Well, it’s really a system, it’s not just the mouthguard. We also have the team app for viewing the data in real time and a web portal for administering the system at a team or association level and viewing detailed head impact analytics that allow coaches to instruct players on better technique. There’s a charging case that wirelessly charges and sanitizes the mouthguard, and a team case that does that for up to 27 mouthguards at a time.
How many different types of mouthguards do you currently produce?
Basically, two types. We make the impact monitor mouthguard in a custom form where we take a dental scan of a player’s teeth and custom fabricate the mouthguard to that impression. Or we have a lower cost boil-and-bite model which is really the main, commercially available product, that can be personally fit by the user.
For the custom mouthguard, do you have a facility where customers come in for customization?
No, we get the dental impressions from a dentist and we have primarily been using digital scanning, instead of physical impressions. They take a scan of the upper arch of an athlete’s teeth and we take that file and use a 3-D printer to print out a model, and then we custom fabricate the mouth guard from that. And with the boil-and-bite, it’s just like a normal boil-and-bite that you’ve probably used when you were in sports, very easy to use.

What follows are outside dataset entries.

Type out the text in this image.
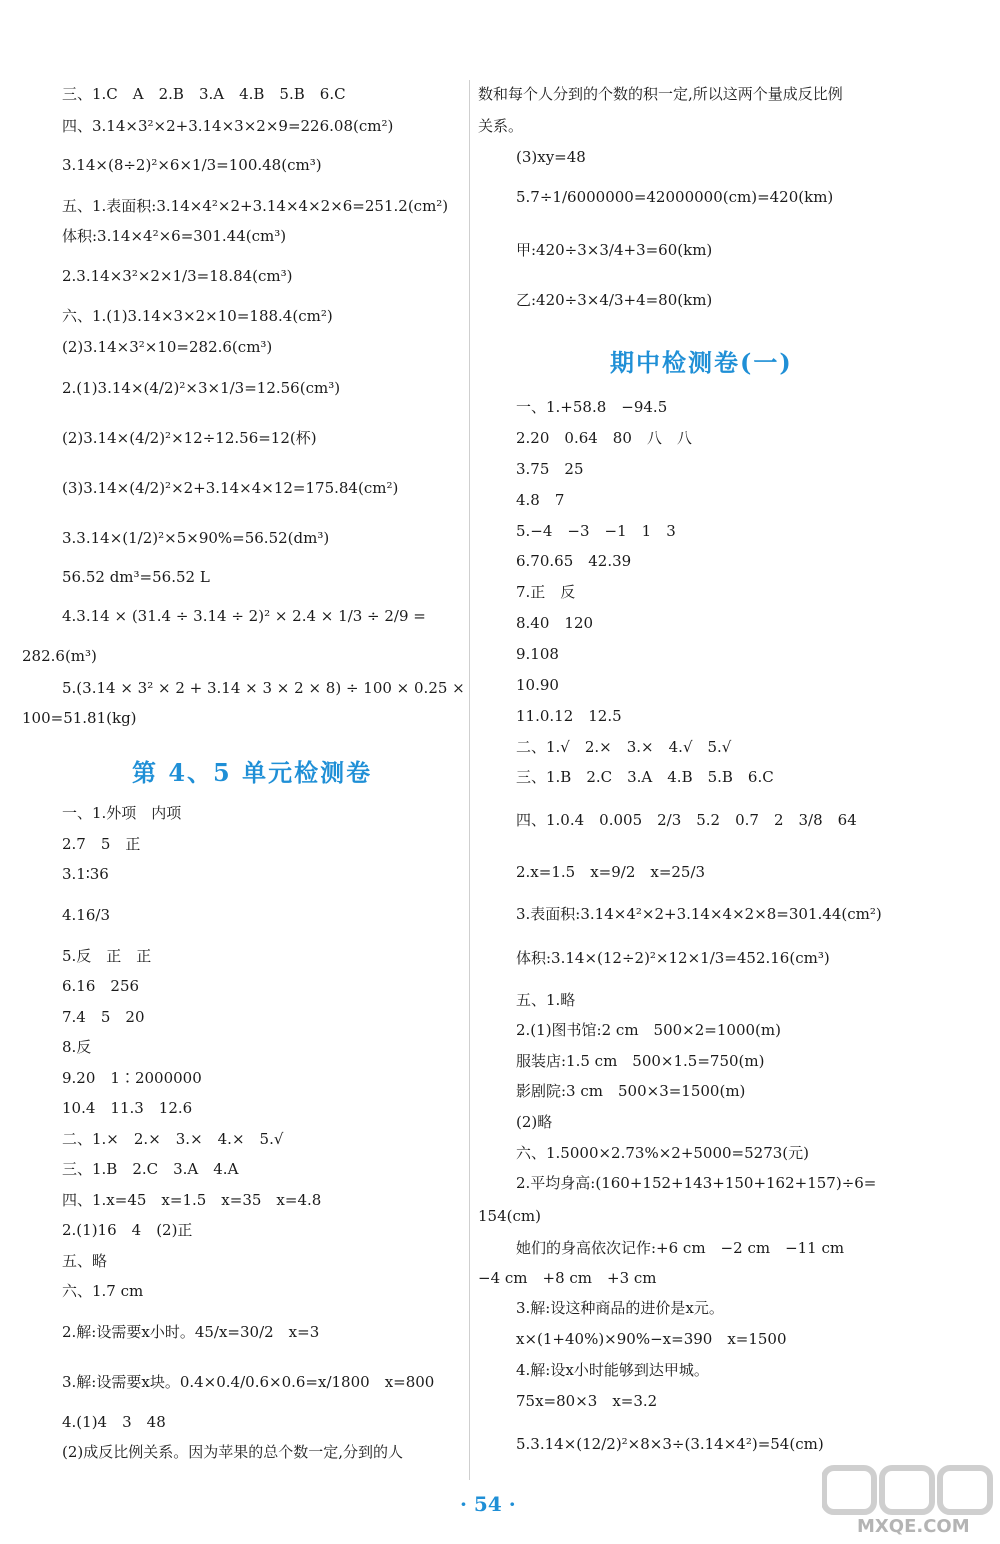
三、1.C　A　2.B　3.A　4.B　5.B　6.C
四、3.14×3²×2+3.14×3×2×9=226.08(cm²)
3.14×(8÷2)²×6×1/3=100.48(cm³)
五、1.表面积:3.14×4²×2+3.14×4×2×6=251.2(cm²)
体积:3.14×4²×6=301.44(cm³)
2.3.14×3²×2×1/3=18.84(cm³)
六、1.(1)3.14×3×2×10=188.4(cm²)
(2)3.14×3²×10=282.6(cm³)
2.(1)3.14×(4/2)²×3×1/3=12.56(cm³)
(2)3.14×(4/2)²×12÷12.56=12(杯)
(3)3.14×(4/2)²×2+3.14×4×12=175.84(cm²)
3.3.14×(1/2)²×5×90%=56.52(dm³)
56.52 dm³=56.52 L
4.3.14 × (31.4 ÷ 3.14 ÷ 2)² × 2.4 × 1/3 ÷ 2/9 =
282.6(m³)
5.(3.14 × 3² × 2 + 3.14 × 3 × 2 × 8) ÷ 100 × 0.25 ×
100=51.81(kg)
第 4、5 单元检测卷
一、1.外项　内项
2.7　5　正
3.1∶36
4.16/3
5.反　正　正
6.16　256
7.4　5　20
8.反
9.20　1∶2000000
10.4　11.3　12.6
二、1.×　2.×　3.×　4.×　5.√
三、1.B　2.C　3.A　4.A
四、1.x=45　x=1.5　x=35　x=4.8
2.(1)16　4　(2)正
五、略
六、1.7 cm
2.解:设需要x小时。45/x=30/2　x=3
3.解:设需要x块。0.4×0.4/0.6×0.6=x/1800　x=800
4.(1)4　3　48
(2)成反比例关系。因为苹果的总个数一定,分到的人
数和每个人分到的个数的积一定,所以这两个量成反比例
关系。
(3)xy=48
5.7÷1/6000000=42000000(cm)=420(km)
甲:420÷3×3/4+3=60(km)
乙:420÷3×4/3+4=80(km)
期中检测卷(一)
一、1.+58.8　−94.5
2.20　0.64　80　八　八
3.75　25
4.8　7
5.−4　−3　−1　1　3
6.70.65　42.39
7.正　反
8.40　120
9.108
10.90
11.0.12　12.5
二、1.√　2.×　3.×　4.√　5.√
三、1.B　2.C　3.A　4.B　5.B　6.C
四、1.0.4　0.005　2/3　5.2　0.7　2　3/8　64
2.x=1.5　x=9/2　x=25/3
3.表面积:3.14×4²×2+3.14×4×2×8=301.44(cm²)
体积:3.14×(12÷2)²×12×1/3=452.16(cm³)
五、1.略
2.(1)图书馆:2 cm　500×2=1000(m)
服装店:1.5 cm　500×1.5=750(m)
影剧院:3 cm　500×3=1500(m)
(2)略
六、1.5000×2.73%×2+5000=5273(元)
2.平均身高:(160+152+143+150+162+157)÷6=
154(cm)
她们的身高依次记作:+6 cm　−2 cm　−11 cm
−4 cm　+8 cm　+3 cm
3.解:设这种商品的进价是x元。
x×(1+40%)×90%−x=390　x=1500
4.解:设x小时能够到达甲城。
75x=80×3　x=3.2
5.3.14×(12/2)²×8×3÷(3.14×4²)=54(cm)
· 54 ·
MXQE.COM
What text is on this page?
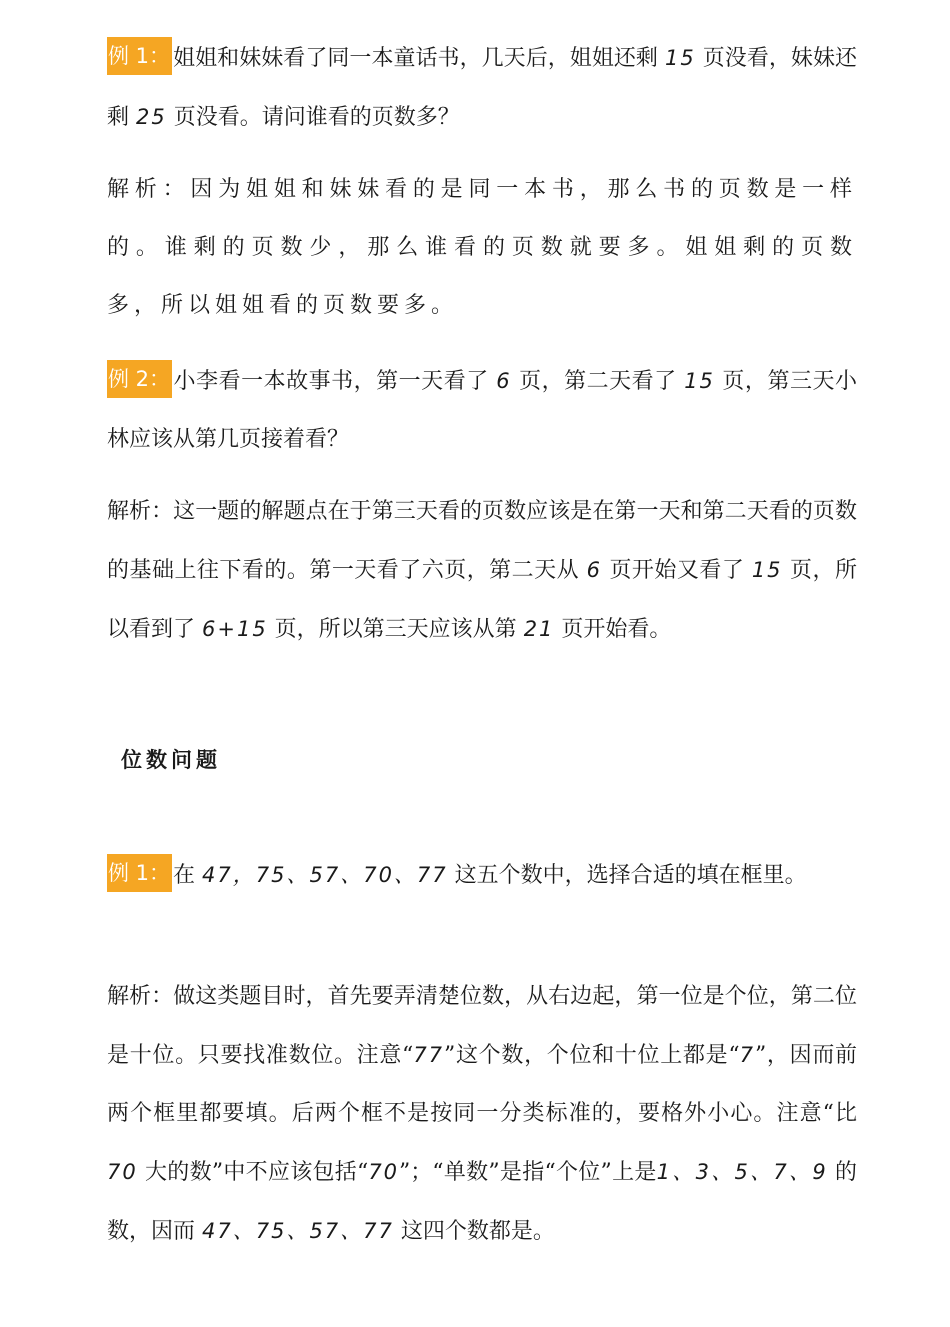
例 1： 姐姐和妹妹看了同一本童话书，几天后，姐姐还剩 15 页没看，妹妹还剩 25 页没看。请问谁看的页数多？

解析：因为姐姐和妹妹看的是同一本书，那么书的页数是一样的。谁剩的页数少，那么谁看的页数就要多。姐姐剩的页数多，所以姐姐看的页数要多。

例 2： 小李看一本故事书，第一天看了 6 页，第二天看了 15 页，第三天小林应该从第几页接着看？

解析：这一题的解题点在于第三天看的页数应该是在第一天和第二天看的页数的基础上往下看的。第一天看了六页，第二天从 6 页开始又看了 15 页，所以看到了 6+15 页，所以第三天应该从第 21 页开始看。

位数问题

例 1： 在 47，75、57、70、77 这五个数中，选择合适的填在框里。

解析：做这类题目时，首先要弄清楚位数，从右边起，第一位是个位，第二位是十位。只要找准数位。注意“77”这个数，个位和十位上都是“7”，因而前两个框里都要填。后两个框不是按同一分类标准的，要格外小心。注意“比 70 大的数”中不应该包括“70”；“单数”是指“个位”上是1、3、5、7、9 的数，因而 47、75、57、77 这四个数都是。
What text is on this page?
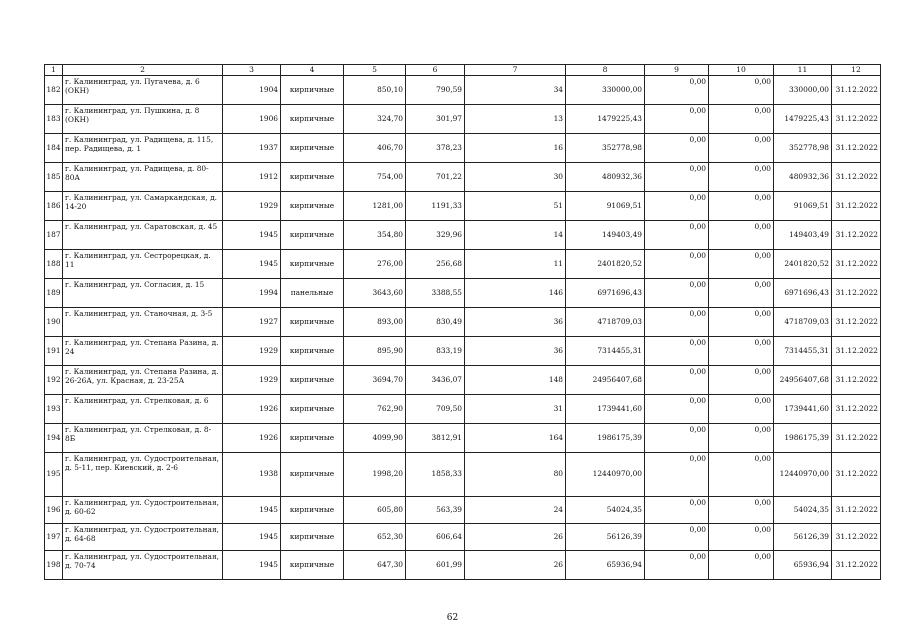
1	2	3	4	5	6	7	8	9	10	11	12
182	г. Калининград, ул. Пугачева, д. 6 (ОКН)	1904	кирпичные	850,10	790,59	34	330000,00	0,00	0,00	330000,00	31.12.2022
183	г. Калининград, ул. Пушкина, д. 8 (ОКН)	1906	кирпичные	324,70	301,97	13	1479225,43	0,00	0,00	1479225,43	31.12.2022
184	г. Калининград, ул. Радищева, д. 115, пер. Радищева, д. 1	1937	кирпичные	406,70	378,23	16	352778,98	0,00	0,00	352778,98	31.12.2022
185	г. Калининград, ул. Радищева, д. 80-80А	1912	кирпичные	754,00	701,22	30	480932,36	0,00	0,00	480932,36	31.12.2022
186	г. Калининград, ул. Самаркандская, д. 14-20	1929	кирпичные	1281,00	1191,33	51	91069,51	0,00	0,00	91069,51	31.12.2022
187	г. Калининград, ул. Саратовская, д. 45	1945	кирпичные	354,80	329,96	14	149403,49	0,00	0,00	149403,49	31.12.2022
188	г. Калининград, ул. Сестрорецкая, д. 11	1945	кирпичные	276,00	256,68	11	2401820,52	0,00	0,00	2401820,52	31.12.2022
189	г. Калининград, ул. Согласия, д. 15	1994	панельные	3643,60	3388,55	146	6971696,43	0,00	0,00	6971696,43	31.12.2022
190	г. Калининград, ул. Станочная, д. 3-5	1927	кирпичные	893,00	830,49	36	4718709,03	0,00	0,00	4718709,03	31.12.2022
191	г. Калининград, ул. Степана Разина, д. 24	1929	кирпичные	895,90	833,19	36	7314455,31	0,00	0,00	7314455,31	31.12.2022
192	г. Калининград, ул. Степана Разина, д. 26-26А, ул. Красная, д. 23-25А	1929	кирпичные	3694,70	3436,07	148	24956407,68	0,00	0,00	24956407,68	31.12.2022
193	г. Калининград, ул. Стрелковая, д. 6	1926	кирпичные	762,90	709,50	31	1739441,60	0,00	0,00	1739441,60	31.12.2022
194	г. Калининград, ул. Стрелковая, д. 8-8Б	1926	кирпичные	4099,90	3812,91	164	1986175,39	0,00	0,00	1986175,39	31.12.2022
195	г. Калининград, ул. Судостроительная, д. 5-11, пер. Киевский, д. 2-6	1938	кирпичные	1998,20	1858,33	80	12440970,00	0,00	0,00	12440970,00	31.12.2022
196	г. Калининград, ул. Судостроительная, д. 60-62	1945	кирпичные	605,80	563,39	24	54024,35	0,00	0,00	54024,35	31.12.2022
197	г. Калининград, ул. Судостроительная, д. 64-68	1945	кирпичные	652,30	606,64	26	56126,39	0,00	0,00	56126,39	31.12.2022
198	г. Калининград, ул. Судостроительная, д. 70-74	1945	кирпичные	647,30	601,99	26	65936,94	0,00	0,00	65936,94	31.12.2022
62
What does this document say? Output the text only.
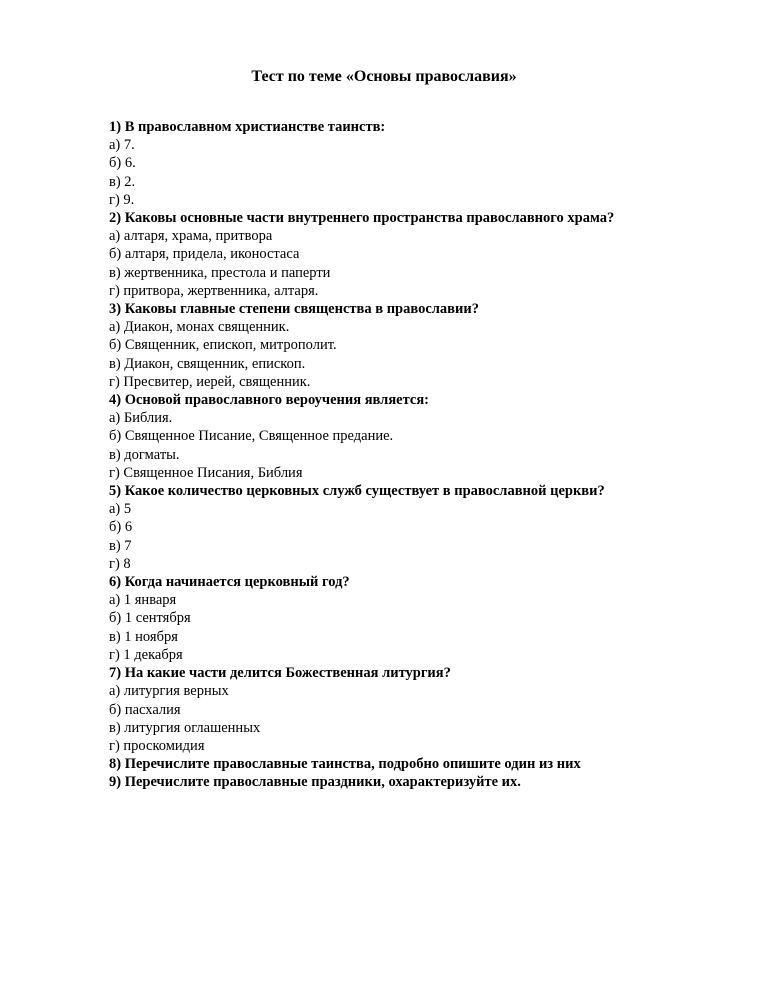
Тест по теме «Основы православия»
1) В православном христианстве таинств:
а) 7.
б) 6.
в) 2.
г) 9.
2) Каковы основные части внутреннего пространства православного храма?
а) алтаря, храма, притвора
б) алтаря, придела, иконостаса
в) жертвенника, престола и паперти
г) притвора, жертвенника, алтаря.
3) Каковы главные степени священства в православии?
а) Диакон, монах священник.
б) Священник, епископ, митрополит.
в) Диакон, священник, епископ.
г) Пресвитер, иерей, священник.
4) Основой православного вероучения является:
а) Библия.
б) Священное Писание, Священное предание.
в) догматы.
г) Священное Писания, Библия
5) Какое количество церковных служб существует в православной церкви?
а) 5
б) 6
в) 7
г) 8
6) Когда начинается церковный год?
а) 1 января
б) 1 сентября
в) 1 ноября
г) 1 декабря
7) На какие части делится Божественная литургия?
а) литургия верных
б) пасхалия
в) литургия оглашенных
г) проскомидия
8) Перечислите православные таинства, подробно опишите один из них
9) Перечислите православные праздники, охарактеризуйте их.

Have you found that concussions are more common, less common or as expected with the inception of Prevent Biometrics mouthguards?
As stated before, our product is not a diagnostic tool. Our primary objective is making sure that athletes don’t continue playing after they’ve had a concussion. The research has said that about 50 percent of concussions go undetected, and if they are undetected, then that means they go undiagnosed and untreated. This means the athlete continues to play with a concussion. When they do that, that’s when they’re at higher risk for permanent neurological damage, or even in some cases, second impact syndrome, which can lead to death. So, what’s really important is that if the athlete has received an impact of a certain magnitude, where there is a potential concussion, that we get that athlete pulled and that the trainer does the sideline assessment of that athlete. And if they are showing symptoms of concussions, they get diagnosed and treated and recover fully before returning to play and receiving more impacts. That’s a critical part to making sports safer.
What has been your biggest challenge so far?
We’re the only ones who have ever done this successfully before. It’s breaking new ground, in terms of being able to accurately measure these head impacts in real time. There’s two parts to it; measuring head impacts accurately, but also being able to filter out false positive or non-head impacts. Our technology very accurately filters out false positives. The next challenge is really introducing a whole new idea to sports which going to require educating people and changing behavior.
Where do you see Prevent Biometrics in the next 5 years?
Well, it’s our goal to continuously improve the effectiveness of the product and we would like to see it mandated in sports where concussions are a problem. That would be not only contact sports like football, hockey and lacrosse, but also other sports where there are high rates of concussions like soccer.
Have you had any indications that this is something to become mandated in the future?
We’ve done a lot of work with the country’s leading concussion researchers. In order to advance concussion science, meaning developing better assessments, better diagnostics, better treatment tools, etc., they need to be able to accurately measure impacts. So, we think the research community is really supportive of this and we think once we can validate the technology and its effectiveness, the supporting governing bodies will certainly be interested implementing them and potentially mandating them. But we have not spoken to any of them yet, because we were not ready to.
In closing, we strongly believe in the high value that comes from playing organized sports and want to see as many people as possible benefit. If we can make the games safer, that should only encourage participation.